The pattern is available here, should anyone feel the need to knit it. The yarn was yummy, a Peruvian wool/llama concotion available at Elann. (Hence the llama name.) It was very very soft from the llama hair. It was strange, you could see guard hairs and wild hairs and who knew what sticking out of the yarn and expect it to feel like barbed wire, but when you touched it, it was softer than most wool. (Really really high quality merino IS softer, but not much else is.)
Someday when I have spare time I might knit myself one.
Saturday, April 01, 2006
Finish the Kid Kimono and the Tax Sweater. The finishing on the Kid Kimono has turned into a nightmare. Linen stitch is awful to sew up. I'm about to get out the sewing machine. The Tax Sweater is about a third done and it looks like I'll have enough yarn.

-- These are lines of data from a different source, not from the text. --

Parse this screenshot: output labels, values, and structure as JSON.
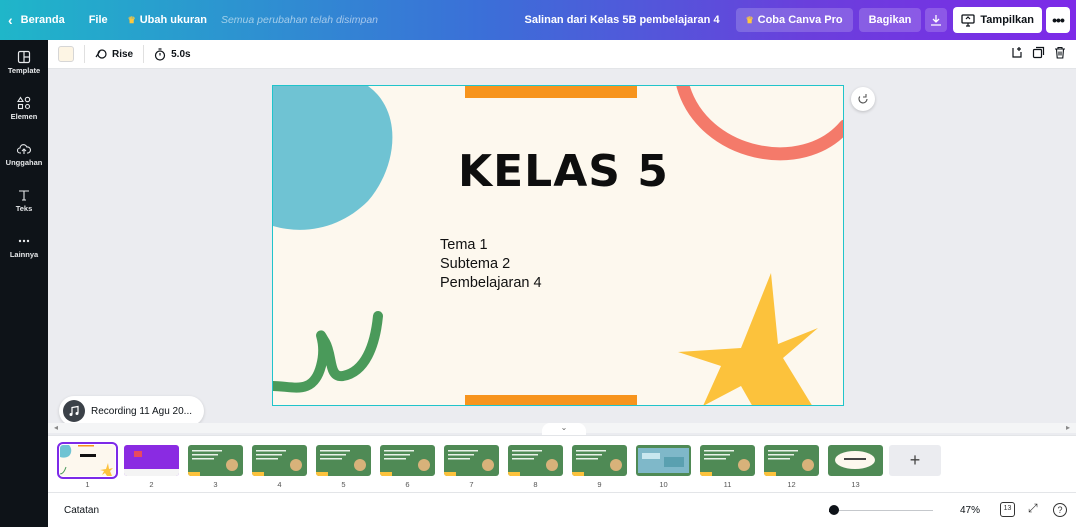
{
  "topbar": {
    "home_label": "Beranda",
    "file_label": "File",
    "resize_label": "Ubah ukuran",
    "saved_status": "Semua perubahan telah disimpan",
    "doc_title": "Salinan dari Kelas 5B pembelajaran 4",
    "pro_label": "Coba Canva Pro",
    "share_label": "Bagikan",
    "present_label": "Tampilkan",
    "more_label": "•••"
  },
  "sidebar": {
    "items": [
      {
        "label": "Template",
        "icon": "template-icon"
      },
      {
        "label": "Elemen",
        "icon": "elements-icon"
      },
      {
        "label": "Unggahan",
        "icon": "upload-icon"
      },
      {
        "label": "Teks",
        "icon": "text-icon"
      },
      {
        "label": "Lainnya",
        "icon": "more-icon"
      }
    ]
  },
  "toolbar": {
    "animation_label": "Rise",
    "duration_label": "5.0s"
  },
  "slide": {
    "title": "KELAS 5",
    "line1": "Tema 1",
    "line2": "Subtema 2",
    "line3": "Pembelajaran 4"
  },
  "audio": {
    "label": "Recording 11 Agu 20..."
  },
  "filmstrip": {
    "pages": [
      "1",
      "2",
      "3",
      "4",
      "5",
      "6",
      "7",
      "8",
      "9",
      "10",
      "11",
      "12",
      "13"
    ],
    "add_label": "+"
  },
  "bottombar": {
    "notes_label": "Catatan",
    "zoom_label": "47%",
    "page_count": "13",
    "zoom_level": 0.47
  },
  "colors": {
    "accent": "#7d2ae8",
    "slide_bg": "#fdf8ee",
    "teal": "#6fc3d3",
    "coral": "#f47a6a",
    "orange": "#f7941d",
    "green": "#4a9a5a",
    "yellow": "#fcc23c"
  }
}
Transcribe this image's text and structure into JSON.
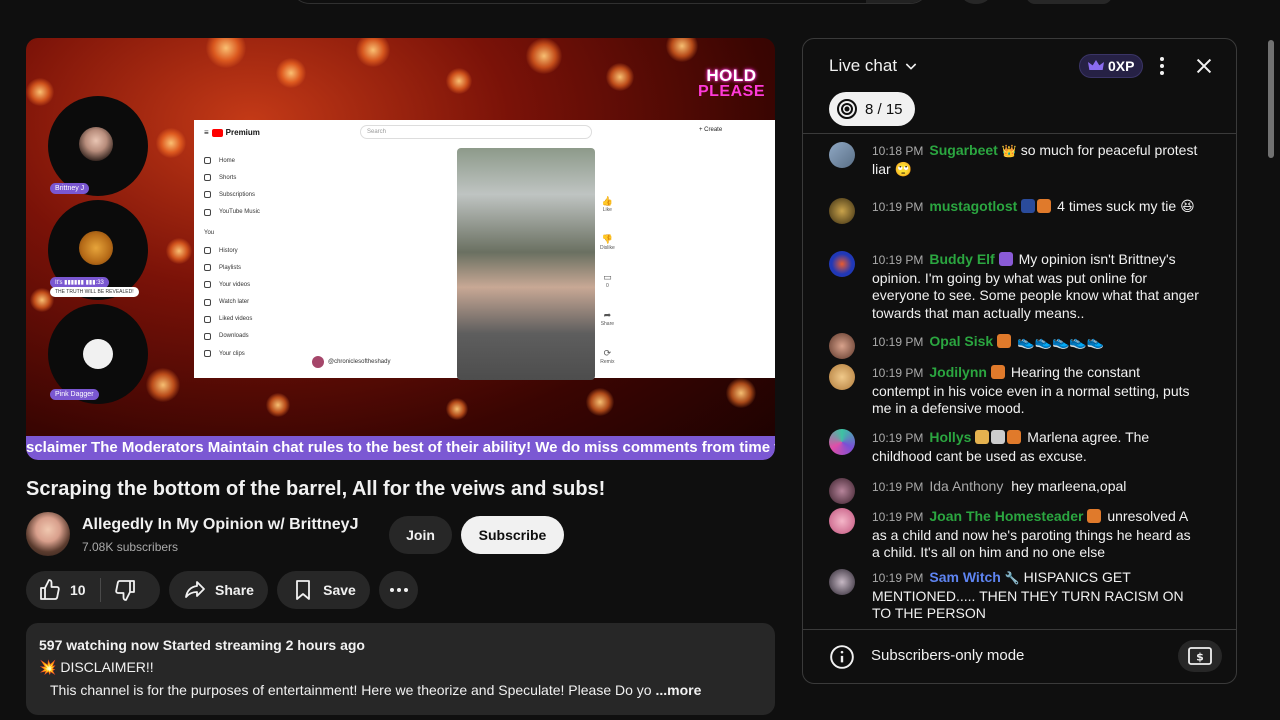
{
  "video": {
    "overlay_line1": "HOLD",
    "overlay_line2": "PLEASE",
    "participants": [
      {
        "name": "Brittney J"
      },
      {
        "name": "It's ▮▮▮▮▮▮ ▮▮▮:33",
        "sub": "THE TRUTH WILL BE REVEALED!"
      },
      {
        "name": "Pink Dagger"
      }
    ],
    "screen": {
      "brand": "Premium",
      "search_placeholder": "Search",
      "create": "+ Create",
      "sidebar": [
        "Home",
        "Shorts",
        "Subscriptions",
        "YouTube Music",
        "You",
        "History",
        "Playlists",
        "Your videos",
        "Watch later",
        "Liked videos",
        "Downloads",
        "Your clips"
      ],
      "actions": [
        "Like",
        "Dislike",
        "0",
        "Share",
        "Remix"
      ],
      "channel": "@chroniclesoftheshady"
    },
    "ticker": "sclaimer The Moderators Maintain chat rules to the best of their ability! We do miss comments from time to"
  },
  "title": "Scraping the bottom of the barrel, All for the veiws and subs!",
  "channel": {
    "name": "Allegedly In My Opinion w/ BrittneyJ",
    "subscribers": "7.08K subscribers",
    "join_label": "Join",
    "subscribe_label": "Subscribe"
  },
  "actions": {
    "like_count": "10",
    "share_label": "Share",
    "save_label": "Save"
  },
  "description": {
    "meta": "597 watching now  Started streaming 2 hours ago",
    "line2": "DISCLAIMER!!",
    "line2_emoji": "💥",
    "line3": "This channel is for the purposes of entertainment!  Here we theorize and Speculate!  Please Do yo",
    "more": "...more"
  },
  "chat": {
    "title": "Live chat",
    "xp": "0XP",
    "goal": "8 / 15",
    "footer": "Subscribers-only mode",
    "messages": [
      {
        "time": "10:18 PM",
        "author": "Sugarbeet",
        "text": "so much for peaceful protest liar 🙄"
      },
      {
        "time": "10:19 PM",
        "author": "mustagotlost",
        "text": "4 times suck my tie 😆"
      },
      {
        "time": "10:19 PM",
        "author": "Buddy Elf",
        "text": "My opinion isn't Brittney's opinion. I'm going by what was put online for everyone to see. Some people know what that anger towards that man actually means.."
      },
      {
        "time": "10:19 PM",
        "author": "Opal Sisk",
        "text": "👟👟👟👟👟"
      },
      {
        "time": "10:19 PM",
        "author": "Jodilynn",
        "text": "Hearing the constant contempt in his voice even in a normal setting, puts me in a defensive mood."
      },
      {
        "time": "10:19 PM",
        "author": "Hollys",
        "text": "Marlena agree. The childhood cant be used as excuse."
      },
      {
        "time": "10:19 PM",
        "author": "Ida Anthony",
        "text": "hey marleena,opal"
      },
      {
        "time": "10:19 PM",
        "author": "Joan The Homesteader",
        "text": "unresolved A as a child and now he's paroting things he heard as a child. It's all on him and no one else"
      },
      {
        "time": "10:19 PM",
        "author": "Sam Witch",
        "text": "HISPANICS GET MENTIONED..... THEN THEY TURN RACISM ON TO THE PERSON"
      }
    ]
  },
  "colors": {
    "background": "#0f0f0f",
    "accent_purple": "#7b58d3",
    "author_green": "#2ba640",
    "author_blue": "#5e84f1"
  }
}
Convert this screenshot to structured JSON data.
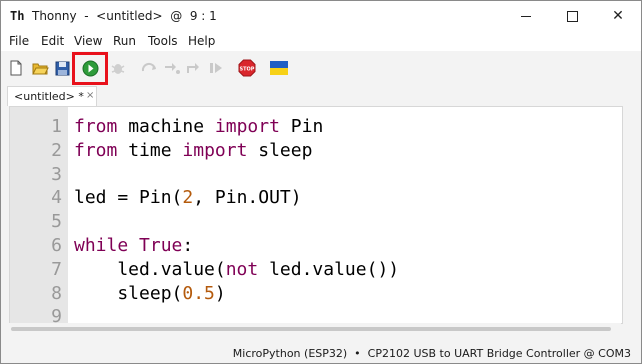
{
  "window": {
    "title": "Thonny  -  <untitled>  @  9 : 1",
    "app_icon_text": "Th"
  },
  "menu": [
    "File",
    "Edit",
    "View",
    "Run",
    "Tools",
    "Help"
  ],
  "toolbar": {
    "icons": [
      "new-file-icon",
      "open-folder-icon",
      "save-icon",
      "run-icon",
      "debug-icon",
      "step-over-icon",
      "step-into-icon",
      "step-out-icon",
      "resume-icon",
      "stop-icon",
      "ukraine-flag-icon"
    ],
    "stop_label": "STOP"
  },
  "tab": {
    "label": "<untitled> *",
    "close": "×"
  },
  "editor": {
    "line_numbers": [
      "1",
      "2",
      "3",
      "4",
      "5",
      "6",
      "7",
      "8",
      "9"
    ],
    "lines": [
      [
        {
          "t": "from",
          "c": "kw"
        },
        {
          "t": " machine ",
          "c": ""
        },
        {
          "t": "import",
          "c": "kw"
        },
        {
          "t": " Pin",
          "c": ""
        }
      ],
      [
        {
          "t": "from",
          "c": "kw"
        },
        {
          "t": " time ",
          "c": ""
        },
        {
          "t": "import",
          "c": "kw"
        },
        {
          "t": " sleep",
          "c": ""
        }
      ],
      [],
      [
        {
          "t": "led = Pin(",
          "c": ""
        },
        {
          "t": "2",
          "c": "num"
        },
        {
          "t": ", Pin.OUT)",
          "c": ""
        }
      ],
      [],
      [
        {
          "t": "while",
          "c": "kw"
        },
        {
          "t": " ",
          "c": ""
        },
        {
          "t": "True",
          "c": "kw"
        },
        {
          "t": ":",
          "c": ""
        }
      ],
      [
        {
          "t": "    led.value(",
          "c": ""
        },
        {
          "t": "not",
          "c": "kw"
        },
        {
          "t": " led.value())",
          "c": ""
        }
      ],
      [
        {
          "t": "    sleep(",
          "c": ""
        },
        {
          "t": "0.5",
          "c": "num"
        },
        {
          "t": ")",
          "c": ""
        }
      ],
      []
    ]
  },
  "status": {
    "interpreter": "MicroPython (ESP32)  •  CP2102 USB to UART Bridge Controller @ COM3"
  },
  "colors": {
    "keyword": "#7f0055",
    "number": "#b45a0c",
    "highlight": "#e8111b"
  }
}
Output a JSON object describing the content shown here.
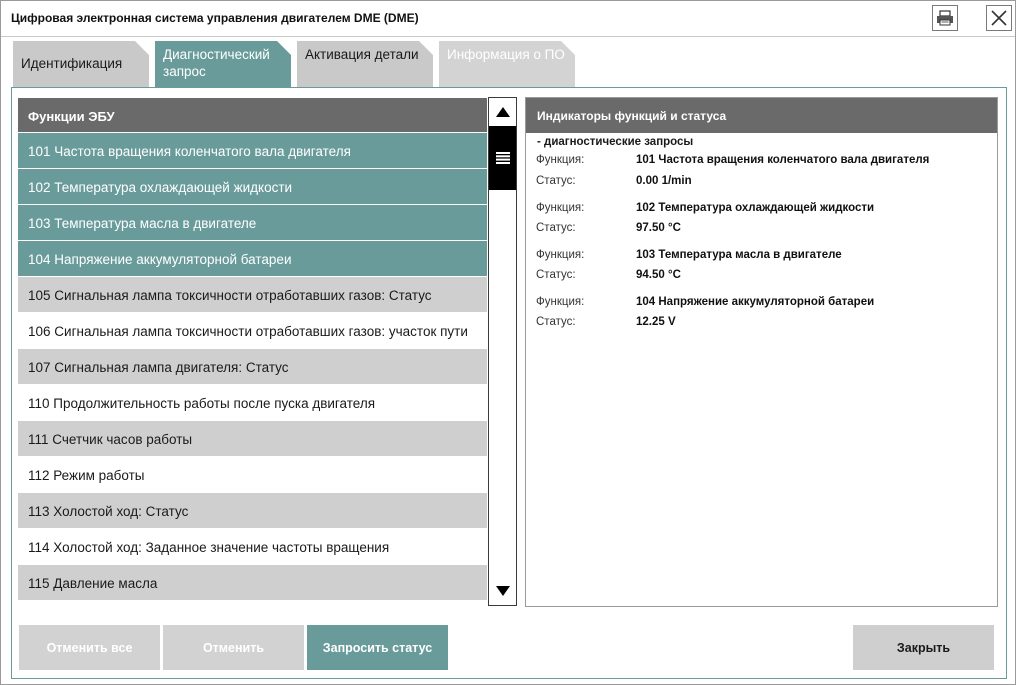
{
  "window": {
    "title": "Цифровая электронная система управления двигателем DME (DME)",
    "icons": {
      "print": "print-icon",
      "close": "close-icon"
    }
  },
  "tabs": [
    {
      "label": "Идентификация",
      "state": "normal"
    },
    {
      "label": "Диагностический запрос",
      "state": "active"
    },
    {
      "label": "Активация детали",
      "state": "normal"
    },
    {
      "label": "Информация о ПО",
      "state": "disabled"
    }
  ],
  "list": {
    "header": "Функции ЭБУ",
    "items": [
      {
        "label": "101 Частота вращения коленчатого вала двигателя",
        "state": "selected"
      },
      {
        "label": "102 Температура охлаждающей жидкости",
        "state": "selected"
      },
      {
        "label": "103 Температура масла в двигателе",
        "state": "selected"
      },
      {
        "label": "104 Напряжение аккумуляторной батареи",
        "state": "selected"
      },
      {
        "label": "105 Сигнальная лампа токсичности отработавших газов: Статус",
        "state": "gray"
      },
      {
        "label": "106 Сигнальная лампа токсичности отработавших газов: участок пути",
        "state": "white"
      },
      {
        "label": "107 Сигнальная лампа двигателя: Статус",
        "state": "gray"
      },
      {
        "label": "110 Продолжительность работы после пуска двигателя",
        "state": "white"
      },
      {
        "label": "111 Счетчик часов работы",
        "state": "gray"
      },
      {
        "label": "112 Режим работы",
        "state": "white"
      },
      {
        "label": "113 Холостой ход: Статус",
        "state": "gray"
      },
      {
        "label": "114 Холостой ход: Заданное значение частоты вращения",
        "state": "white"
      },
      {
        "label": "115 Давление масла",
        "state": "gray"
      }
    ]
  },
  "panel": {
    "header": "Индикаторы функций и статуса",
    "subheader": "- диагностические запросы",
    "function_label": "Функция:",
    "status_label": "Статус:",
    "entries": [
      {
        "function": "101 Частота вращения коленчатого вала двигателя",
        "status": "0.00  1/min"
      },
      {
        "function": "102 Температура охлаждающей жидкости",
        "status": "97.50  °C"
      },
      {
        "function": "103 Температура масла в двигателе",
        "status": "94.50  °C"
      },
      {
        "function": "104 Напряжение аккумуляторной батареи",
        "status": "12.25  V"
      }
    ]
  },
  "buttons": {
    "cancel_all": "Отменить все",
    "cancel": "Отменить",
    "request_status": "Запросить статус",
    "close": "Закрыть"
  },
  "colors": {
    "accent": "#6a9b9b",
    "header_gray": "#6a6a6a",
    "row_gray": "#cfcfcf",
    "disabled": "#d2d2d2"
  }
}
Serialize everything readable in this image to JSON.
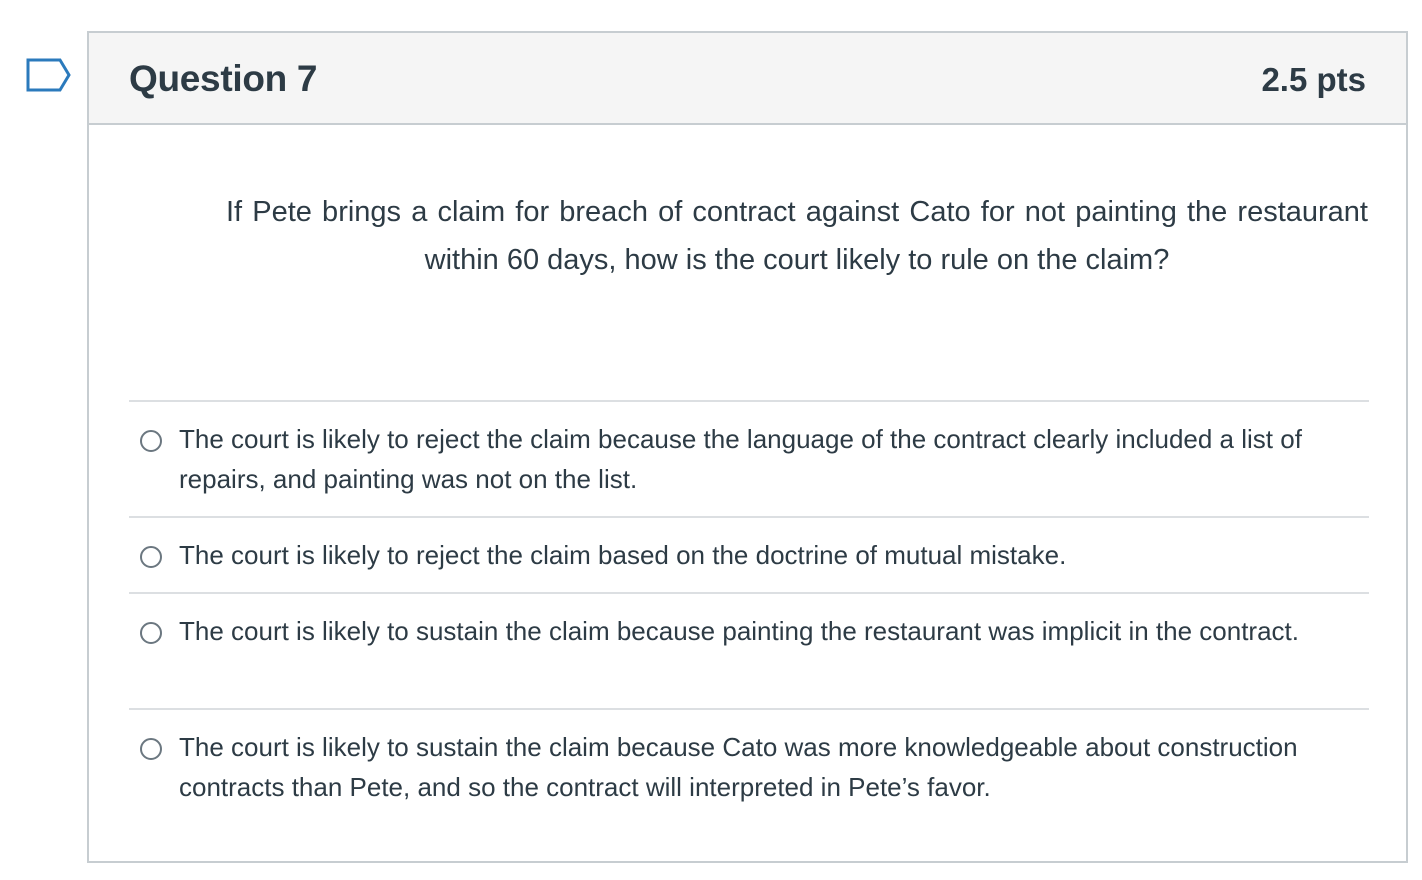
{
  "question": {
    "title": "Question 7",
    "points": "2.5 pts",
    "text": "If Pete brings a claim for breach of contract against Cato for not painting the restaurant within 60 days, how is the court likely to rule on the claim?"
  },
  "answers": [
    {
      "label": "The court is likely to reject the claim because the language of the contract clearly included a list of repairs, and painting was not on the list."
    },
    {
      "label": "The court is likely to reject the claim based on the doctrine of mutual mistake."
    },
    {
      "label": "The court is likely to sustain the claim because painting the restaurant was implicit in the contract."
    },
    {
      "label": "The court is likely to sustain the claim because Cato was more knowledgeable about construction contracts than Pete, and so the contract will interpreted in Pete’s favor."
    }
  ],
  "icons": {
    "flag": "flag-question-icon",
    "radio": "radio-unchecked-icon"
  },
  "colors": {
    "text": "#2d3b45",
    "border": "#c7cdd1",
    "header_bg": "#f5f5f5",
    "flag_stroke": "#2b7abc"
  }
}
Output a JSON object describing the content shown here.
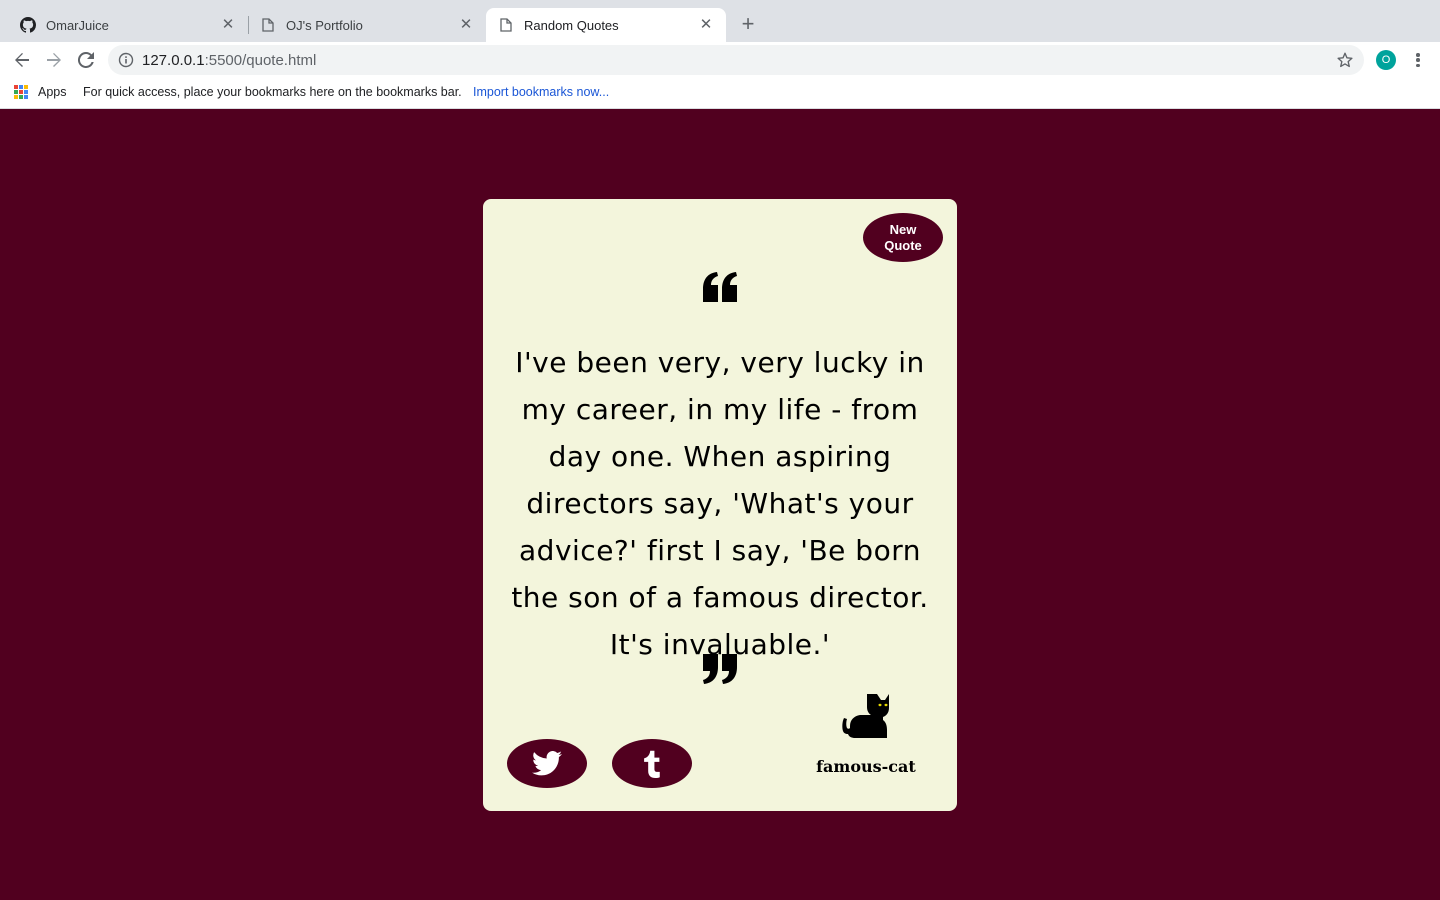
{
  "browser": {
    "tabs": [
      {
        "title": "OmarJuice",
        "icon": "github-icon"
      },
      {
        "title": "OJ's Portfolio",
        "icon": "page-icon"
      },
      {
        "title": "Random Quotes",
        "icon": "page-icon",
        "active": true
      }
    ],
    "url_host": "127.0.0.1",
    "url_path": ":5500/quote.html",
    "profile_initial": "O",
    "bookmarks_bar": {
      "apps_label": "Apps",
      "message": "For quick access, place your bookmarks here on the bookmarks bar.",
      "import_link": "Import bookmarks now..."
    }
  },
  "page": {
    "background_color": "#51001f",
    "card_color": "#f3f5dc",
    "new_quote_label": "New Quote",
    "quote_text": "I've been very, very lucky in my career, in my life - from day one. When aspiring directors say, 'What's your advice?' first I say, 'Be born the son of a famous director. It's invaluable.'",
    "author": "famous-cat",
    "share_buttons": [
      "twitter-icon",
      "tumblr-icon"
    ]
  }
}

Knit the Thneed (still hoping that will take a day, or thereabouts. Because the world needs pink fuzzy sock/sweater things.
Georgina the Giraffe sweater. This is my yellow dealie for Project Spectrum, not to mention a sweater for the goober. Mind you, at the rate she's growing I have no idea what size she'll be wearing by next winter, so I'm guessing. ALWAYS insures a perfect fit.
Swatch for a Christmas present (can't give details, the person reads this).
Try to decide exactly how I'm going to knit the May/Green sweater for Project Spectrum. I know what I'm doing, kind of, just dithering between stranded and intarsia color. And deciding whether to order another five or six shades of green, yellow, orange, and pink. I'm thinking yes.
AND LET'S NOT FORGET TUROE!! I'm sifting through color cards, deciding which yarn to use. I've been eyeing Brown Sheep's Lamb's Pride Worsted, believe it or not. There are a lot of really nice heathered shades. And it would drive Alice Starmore berserk, which is in the plus column, due to my contrary personality. And it's affordable. Once I decide on a yarn, it may take a month or two to accumulate, depending on cost. And it's not getting knit until after the bulk of the Christmas presents are done. But... it progresses. Slowly.
In other news, I'm debating whether or not Wednesday's debilitating headache was maybe a migraine. I've had them all my life but thought they were sinus, but they hit for a day and disappear again. Hmm. I'm keeping track of them now. We'll see. Can't have anything interfere with my kitting.
Otherwise, um, happy April.
Oh- the Watery Llama Scarf was well-recieved by its new owner. Yay!